Les demandeurs d’asile craignaient que le SIEV-X ne coule


Les personnes qui avaient payé pour être introduites clandestinement en Australie ont refusé de partir, craignant qu’un bateau ne fasse jamais le voyage, a déclaré un tribunal.

Mais d’autres se sont embarqués dans l’expédition, certains menaçant même le capitaine du navire qui est devenu connu sous le nom de SIEV-X l’avertissant de continuer, ont déclaré des témoins au magistrat de Brisbane Mark Nolan.

Le témoignage a été entendu lors de l’audience d’incarcération du ressortissant irakien Maythem Kamil Radhi, accusé d’être impliqué dans un syndicat qui a tenté de faire passer 421 personnes en contrebande sur un navire surpeuplé et délabré en 2001.

La tentative s’est soldée par la noyade de 353 personnes, dont 146 enfants.

Radhi, 45 ans, n’est pas inculpé pour les décès, mais fait face à un chef d’accusation d’avoir amené des groupes de non-ressortissants en Australie, tandis que deux hommes ont déjà été emprisonnés pour leur implication.

Environ 13 heures après le début du voyage, le bateau est tombé en panne, a déclaré jeudi au tribunal Raad Zubari, qui s’est échappé du bateau avant que ses passagers ne soient en danger.

Il a déclaré que le capitaine voulait retourner en Indonésie en disant qu’il était « impossible de continuer » en raison du type de navire et du nombre de personnes à bord.

M. Zubari a déclaré avoir vu des gens menacer le capitaine à plusieurs reprises.

« Il (le capitaine) connaît le bateau et l’état de la mer et des vagues, alors il s’est arrêté plusieurs fois. Mais à chaque fois, ils ont essayé de le convaincre par de l’argent ou parfois ils l’ont menacé et l’ont frappé », a déclaré M. Zubari dans un communiqué. interprète.

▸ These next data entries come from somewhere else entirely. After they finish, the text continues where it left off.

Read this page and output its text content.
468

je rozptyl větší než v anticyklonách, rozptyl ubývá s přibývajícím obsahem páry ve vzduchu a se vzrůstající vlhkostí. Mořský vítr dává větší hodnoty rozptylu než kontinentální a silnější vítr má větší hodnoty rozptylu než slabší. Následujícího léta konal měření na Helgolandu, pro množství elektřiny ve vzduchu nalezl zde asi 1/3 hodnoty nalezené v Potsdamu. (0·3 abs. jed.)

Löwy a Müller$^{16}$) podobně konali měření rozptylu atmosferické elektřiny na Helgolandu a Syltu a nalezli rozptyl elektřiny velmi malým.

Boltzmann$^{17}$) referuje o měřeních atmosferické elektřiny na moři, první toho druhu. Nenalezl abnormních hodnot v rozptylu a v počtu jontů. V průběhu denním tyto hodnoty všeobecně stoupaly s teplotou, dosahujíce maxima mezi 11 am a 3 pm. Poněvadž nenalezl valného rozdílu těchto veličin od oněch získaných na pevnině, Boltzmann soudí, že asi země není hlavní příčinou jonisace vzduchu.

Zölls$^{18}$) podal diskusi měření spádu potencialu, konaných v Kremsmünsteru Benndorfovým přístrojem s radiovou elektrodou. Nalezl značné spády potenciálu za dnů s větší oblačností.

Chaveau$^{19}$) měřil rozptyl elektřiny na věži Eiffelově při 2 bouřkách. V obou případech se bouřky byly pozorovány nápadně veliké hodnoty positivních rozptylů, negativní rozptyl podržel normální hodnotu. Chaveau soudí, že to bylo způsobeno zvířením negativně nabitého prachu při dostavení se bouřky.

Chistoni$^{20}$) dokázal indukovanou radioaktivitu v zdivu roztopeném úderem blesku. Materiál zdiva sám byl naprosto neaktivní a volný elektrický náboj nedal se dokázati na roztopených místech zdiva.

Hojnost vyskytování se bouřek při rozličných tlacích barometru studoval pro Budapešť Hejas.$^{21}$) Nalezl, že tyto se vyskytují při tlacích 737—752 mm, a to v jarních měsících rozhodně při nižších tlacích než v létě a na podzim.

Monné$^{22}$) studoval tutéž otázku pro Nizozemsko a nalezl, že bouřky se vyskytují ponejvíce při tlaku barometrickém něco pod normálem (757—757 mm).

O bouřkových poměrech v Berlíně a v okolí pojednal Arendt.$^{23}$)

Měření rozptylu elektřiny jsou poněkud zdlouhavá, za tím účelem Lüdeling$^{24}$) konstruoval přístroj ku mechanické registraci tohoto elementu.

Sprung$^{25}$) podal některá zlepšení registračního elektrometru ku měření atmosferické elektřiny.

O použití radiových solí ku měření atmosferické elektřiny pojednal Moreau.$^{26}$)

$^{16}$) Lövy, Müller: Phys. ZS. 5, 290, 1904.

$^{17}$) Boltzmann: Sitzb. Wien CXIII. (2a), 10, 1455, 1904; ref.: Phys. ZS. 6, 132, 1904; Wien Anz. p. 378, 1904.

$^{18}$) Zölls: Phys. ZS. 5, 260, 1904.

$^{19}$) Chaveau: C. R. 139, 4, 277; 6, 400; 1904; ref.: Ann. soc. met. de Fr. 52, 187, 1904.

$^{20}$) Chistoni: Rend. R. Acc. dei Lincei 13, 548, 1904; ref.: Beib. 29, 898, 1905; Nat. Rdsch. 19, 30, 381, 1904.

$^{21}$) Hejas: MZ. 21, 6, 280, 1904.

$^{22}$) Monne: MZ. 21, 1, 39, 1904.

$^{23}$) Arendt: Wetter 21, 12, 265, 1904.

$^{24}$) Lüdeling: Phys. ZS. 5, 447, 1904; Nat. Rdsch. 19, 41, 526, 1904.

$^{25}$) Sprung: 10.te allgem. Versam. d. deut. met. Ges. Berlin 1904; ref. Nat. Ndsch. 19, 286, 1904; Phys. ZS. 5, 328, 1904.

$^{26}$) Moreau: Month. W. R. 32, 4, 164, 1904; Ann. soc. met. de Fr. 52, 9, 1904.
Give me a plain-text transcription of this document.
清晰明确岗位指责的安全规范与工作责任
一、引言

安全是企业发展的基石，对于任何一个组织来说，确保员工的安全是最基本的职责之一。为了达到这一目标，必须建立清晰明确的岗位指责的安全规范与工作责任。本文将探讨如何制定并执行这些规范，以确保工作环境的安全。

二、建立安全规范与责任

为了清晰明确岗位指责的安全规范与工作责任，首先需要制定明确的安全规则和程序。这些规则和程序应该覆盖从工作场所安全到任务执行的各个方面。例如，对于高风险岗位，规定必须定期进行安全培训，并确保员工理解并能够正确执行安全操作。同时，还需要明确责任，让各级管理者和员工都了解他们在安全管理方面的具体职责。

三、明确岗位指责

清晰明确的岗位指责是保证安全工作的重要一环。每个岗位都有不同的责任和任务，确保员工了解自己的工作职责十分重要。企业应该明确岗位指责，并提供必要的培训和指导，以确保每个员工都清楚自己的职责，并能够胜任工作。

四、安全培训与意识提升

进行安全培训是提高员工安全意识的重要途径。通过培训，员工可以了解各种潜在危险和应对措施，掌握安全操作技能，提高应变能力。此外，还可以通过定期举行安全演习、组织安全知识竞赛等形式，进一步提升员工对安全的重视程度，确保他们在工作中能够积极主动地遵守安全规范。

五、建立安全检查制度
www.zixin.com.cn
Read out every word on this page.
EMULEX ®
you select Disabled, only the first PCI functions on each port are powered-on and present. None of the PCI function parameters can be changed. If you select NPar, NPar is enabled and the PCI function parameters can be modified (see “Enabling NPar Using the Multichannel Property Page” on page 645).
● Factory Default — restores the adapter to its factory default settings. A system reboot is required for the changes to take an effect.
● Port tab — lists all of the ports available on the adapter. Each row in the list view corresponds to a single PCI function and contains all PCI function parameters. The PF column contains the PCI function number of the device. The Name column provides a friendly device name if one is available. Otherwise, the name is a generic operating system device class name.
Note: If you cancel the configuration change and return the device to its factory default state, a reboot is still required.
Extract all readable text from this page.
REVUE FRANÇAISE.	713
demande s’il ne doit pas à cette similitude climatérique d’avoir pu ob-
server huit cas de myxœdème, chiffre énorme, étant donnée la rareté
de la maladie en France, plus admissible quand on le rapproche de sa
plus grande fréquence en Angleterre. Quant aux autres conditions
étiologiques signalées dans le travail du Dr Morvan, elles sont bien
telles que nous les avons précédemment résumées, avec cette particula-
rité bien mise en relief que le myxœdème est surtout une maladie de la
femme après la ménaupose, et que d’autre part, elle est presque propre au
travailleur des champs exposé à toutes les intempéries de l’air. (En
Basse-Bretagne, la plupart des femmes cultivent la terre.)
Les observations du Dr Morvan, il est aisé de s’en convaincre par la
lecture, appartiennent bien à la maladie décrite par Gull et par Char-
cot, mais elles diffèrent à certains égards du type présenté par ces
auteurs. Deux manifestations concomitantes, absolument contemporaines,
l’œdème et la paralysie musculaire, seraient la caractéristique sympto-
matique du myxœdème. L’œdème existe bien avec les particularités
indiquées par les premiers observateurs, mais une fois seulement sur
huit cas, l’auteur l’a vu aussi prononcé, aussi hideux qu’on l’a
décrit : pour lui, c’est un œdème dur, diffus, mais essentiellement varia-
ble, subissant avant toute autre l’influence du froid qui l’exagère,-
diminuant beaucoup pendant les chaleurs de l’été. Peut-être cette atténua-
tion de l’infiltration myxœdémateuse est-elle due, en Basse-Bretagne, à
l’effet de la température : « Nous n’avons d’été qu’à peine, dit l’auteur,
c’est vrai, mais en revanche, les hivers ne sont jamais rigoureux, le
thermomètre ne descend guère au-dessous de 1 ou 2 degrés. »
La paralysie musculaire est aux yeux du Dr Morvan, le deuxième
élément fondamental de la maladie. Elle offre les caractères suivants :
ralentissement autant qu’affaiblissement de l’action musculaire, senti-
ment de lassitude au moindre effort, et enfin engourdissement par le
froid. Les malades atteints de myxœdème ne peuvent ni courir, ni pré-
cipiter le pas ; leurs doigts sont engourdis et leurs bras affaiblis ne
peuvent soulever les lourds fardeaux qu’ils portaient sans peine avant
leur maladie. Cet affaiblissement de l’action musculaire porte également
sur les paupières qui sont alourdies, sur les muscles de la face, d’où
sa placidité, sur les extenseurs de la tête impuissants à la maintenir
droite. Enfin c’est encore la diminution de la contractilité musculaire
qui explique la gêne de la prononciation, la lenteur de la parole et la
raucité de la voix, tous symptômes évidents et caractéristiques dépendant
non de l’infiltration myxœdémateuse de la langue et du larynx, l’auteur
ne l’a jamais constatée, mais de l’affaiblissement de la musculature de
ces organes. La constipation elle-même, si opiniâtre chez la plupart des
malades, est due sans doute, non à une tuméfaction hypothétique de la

Quasy Al Majid, qui est monté à bord d’un bateau de pêche avant le naufrage du SIEV-X, a déclaré plus tôt à l’audience que certaines personnes avaient offert de l’argent au capitaine alors qu’il ne voulait pas continuer le voyage.

Le capitaine a répondu qu’il ne voulait pas d’argent et que le bateau ne se rendrait pas en Australie, selon la déclaration de M. Al Majid lue devant le tribunal.

M. Al Majid a déclaré avoir vu l’assistant indonésien du capitaine être frappé à la tête, tandis qu’une femme avec un couteau menaçait de tuer le capitaine s’il ne poursuivait pas le voyage.

L’audience a été informée que Mahmod Yussef et sa femme sont montés à bord du navire mais ont débarqué avant son départ, retournant à terre sur un bateau plus petit.

M. Yussef a déclaré avoir dit à un homme à l’origine du projet que le navire allait couler.

« (J’ai dit) nous ne pouvons pas continuer, je ne veux pas y aller car beaucoup de gens sont à bord », a-t-il ajouté.

L’affaire contre Radhi suggère qu’il a joué un rôle de « facilitateur » avant que le voyage malheureux ne quitte l’Indonésie, a déclaré le procureur du Commonwealth Daniel Caruana au début de l’audience.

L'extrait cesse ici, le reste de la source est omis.